Meanwhile, the company withdrew its EBITDA outlook for the full-year 2015, citing the projected non-cash charges to be incurred related to a valuation allowance for its deferred tax assets and impairment of certain stores coupled with uncertain current market conditions.
"The Company continues to execute on its strategic initiatives focused on transforming our sales mix. The Company has made progress improving on our previous quarters' sales trends, in particular in the consumer electronics and appliance business," President and CEO Dennis May said in a statement.
The Indianapolis, Indiana-based company now projects net sales of about $666 million for the third quarter, down 6 percent from $707 million in the year-ago quarter.
On average, 13 analysts polled by Thomson Reuters expect the company to report revenues of $670.07 million for the quarter.
Comparable store sales for the quarter are estimated to have decreased about 6 percent, with appliance category remaining relatively flat, and the consumer electronics category decreasing about 4 percent.
The home products category is estimated to have decreased about 9 percent as well as the computer and tablet category is projected to have declined about 35 percent. The company projects e-commerce business comparable sales were up about 59 percent.
"The computer and tablet industry continues to be negatively impacted by declining consumer demand. Additionally, we made a decision not to participate in certain areas of the computer and tablet business that were not profitable," May added.
Further, the company said it is withdrawing its EBITDA guidance for the full-year 2015, outlook fiscal year 2015 EBITDA outlook due to the projected non-cash charges to be incurred related to a valuation allowance for its deferred tax assets and impairment of certain stores coupled with uncertain current market conditions. The charges are related to the quarter ended December 31, 2014.
The company said it expects the combined impact of these non-cash pre-tax charges to be $60 million to $70 million and is currently in the process of finalizing that determination.
The company added that the impairment charge is based on current trends in under-performing markets and the lack of visibility to the recoverability of the assets associated with those stores. However, it does not currently have plans to close any of its store locations.

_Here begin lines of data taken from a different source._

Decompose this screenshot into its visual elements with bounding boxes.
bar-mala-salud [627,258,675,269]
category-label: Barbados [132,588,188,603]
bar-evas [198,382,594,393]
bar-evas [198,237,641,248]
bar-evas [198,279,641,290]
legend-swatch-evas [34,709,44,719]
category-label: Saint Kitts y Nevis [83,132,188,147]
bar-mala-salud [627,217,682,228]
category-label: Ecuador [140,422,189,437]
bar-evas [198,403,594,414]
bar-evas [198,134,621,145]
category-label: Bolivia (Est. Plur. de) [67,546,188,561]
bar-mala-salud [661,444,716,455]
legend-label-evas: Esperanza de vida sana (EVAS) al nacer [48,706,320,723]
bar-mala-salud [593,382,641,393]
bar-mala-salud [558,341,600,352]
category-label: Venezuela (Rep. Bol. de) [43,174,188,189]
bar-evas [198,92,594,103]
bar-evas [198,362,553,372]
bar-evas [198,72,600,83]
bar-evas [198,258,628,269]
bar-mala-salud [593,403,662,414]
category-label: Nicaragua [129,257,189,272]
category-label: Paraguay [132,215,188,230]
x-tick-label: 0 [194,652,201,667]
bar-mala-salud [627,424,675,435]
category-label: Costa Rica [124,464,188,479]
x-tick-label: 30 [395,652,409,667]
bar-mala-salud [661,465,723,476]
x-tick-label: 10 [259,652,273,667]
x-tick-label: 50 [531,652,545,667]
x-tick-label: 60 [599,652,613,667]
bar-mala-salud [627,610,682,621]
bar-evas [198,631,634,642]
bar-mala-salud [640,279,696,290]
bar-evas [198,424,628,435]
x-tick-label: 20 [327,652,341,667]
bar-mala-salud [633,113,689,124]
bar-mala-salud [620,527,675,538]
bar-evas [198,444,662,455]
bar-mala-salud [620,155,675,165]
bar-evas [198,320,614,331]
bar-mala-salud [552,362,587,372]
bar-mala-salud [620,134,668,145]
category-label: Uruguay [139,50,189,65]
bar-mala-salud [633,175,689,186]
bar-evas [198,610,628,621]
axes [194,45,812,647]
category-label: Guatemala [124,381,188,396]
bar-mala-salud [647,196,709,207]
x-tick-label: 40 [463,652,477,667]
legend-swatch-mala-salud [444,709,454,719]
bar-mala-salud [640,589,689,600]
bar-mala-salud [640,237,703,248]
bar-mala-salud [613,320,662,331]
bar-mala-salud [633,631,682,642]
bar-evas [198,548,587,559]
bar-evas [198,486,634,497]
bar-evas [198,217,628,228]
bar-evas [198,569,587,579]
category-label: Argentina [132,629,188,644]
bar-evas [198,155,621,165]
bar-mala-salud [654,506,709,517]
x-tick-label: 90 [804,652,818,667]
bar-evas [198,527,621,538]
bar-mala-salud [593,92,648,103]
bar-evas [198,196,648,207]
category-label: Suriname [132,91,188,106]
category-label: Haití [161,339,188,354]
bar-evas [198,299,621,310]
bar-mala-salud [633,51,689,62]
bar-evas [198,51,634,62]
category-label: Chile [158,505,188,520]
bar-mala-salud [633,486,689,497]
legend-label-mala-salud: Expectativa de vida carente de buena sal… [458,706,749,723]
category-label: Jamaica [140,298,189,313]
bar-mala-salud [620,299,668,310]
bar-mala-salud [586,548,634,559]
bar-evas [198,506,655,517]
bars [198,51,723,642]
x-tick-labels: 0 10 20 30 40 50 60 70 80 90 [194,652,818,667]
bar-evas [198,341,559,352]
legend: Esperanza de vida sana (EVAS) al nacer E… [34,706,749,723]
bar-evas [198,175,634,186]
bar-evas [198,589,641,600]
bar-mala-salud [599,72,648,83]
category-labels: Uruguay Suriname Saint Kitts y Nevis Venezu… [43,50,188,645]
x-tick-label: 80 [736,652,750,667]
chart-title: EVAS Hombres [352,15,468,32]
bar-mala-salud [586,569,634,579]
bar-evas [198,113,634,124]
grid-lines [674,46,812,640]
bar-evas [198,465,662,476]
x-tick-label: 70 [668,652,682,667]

Robert Riesbeck, CFO said, "While the accounting related charges are significant, it is important to note that these charges are non-cash items. The company finished the quarter in a strong liquidity position with a cash balance of approximately $27 million and no outstanding borrowings."
The company scheduled to report financial results for the third quarter on January 29, 2015.
HGG closed Monday's regular trading session at $7.25, down $0.10 on a volume of 0.23 million shares.